A mudança vem acompanhada da criação de 200 cargos efetivos de Especialista em Regulação de Proteção de Dados e 44 cargos em comissão, fortalecendo a estrutura da agência e ampliando sua capacidade de fiscalização.
Além disso, a nova Agência passa a ter papel central na aplicação do ECA Digital, recém-sancionado, que estabelece obrigações específicas para proteção de crianças e adolescentes em ambientes digitais.
O que isso significa para as empresas?
- Fiscalização mais robusta da LGPD
Com mais recursos humanos e autonomia, a Agência terá condições de intensificar auditorias, aplicar sanções e acompanhar de perto os programas de governança de dados. - Novas obrigações para plataformas digitais
Aplicativos, jogos, redes sociais e serviços online passam a ter regras específicas, como:
- Design com prevenção de riscos para menores;
- Verificação de idade confiável;
- Ferramentas de supervisão parental;
- Regras claras para publicidade dirigida a crianças;
- Mecanismos ágeis de retirada de conteúdos ilícitos.

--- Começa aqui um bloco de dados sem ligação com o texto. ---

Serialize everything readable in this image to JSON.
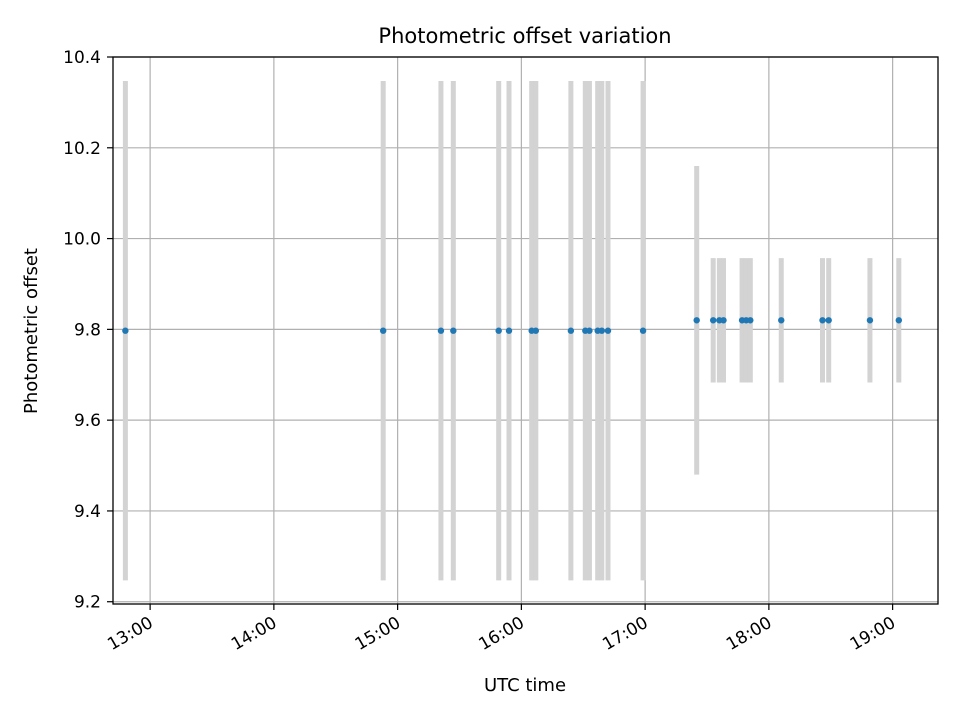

- Prazos reduzidos para adequação
A Medida Provisória reduziu o prazo de entrada em vigor do ECA Digital de 12 para 6 meses, aumentando a urgência para empresas que atuam no ambiente digital.
Reflexão final
Para empresários e gestores, a mensagem é clara: a governança de dados deixou de ser diferencial competitivo e passou a ser requisito de sobrevivência.
A transformação da ANPD em Agência marca uma nova fase de rigor regulatório no Brasil, em linha com práticas internacionais. Empresas que não priorizarem conformidade correm riscos financeiros, jurídicos e reputacionais cada vez maiores.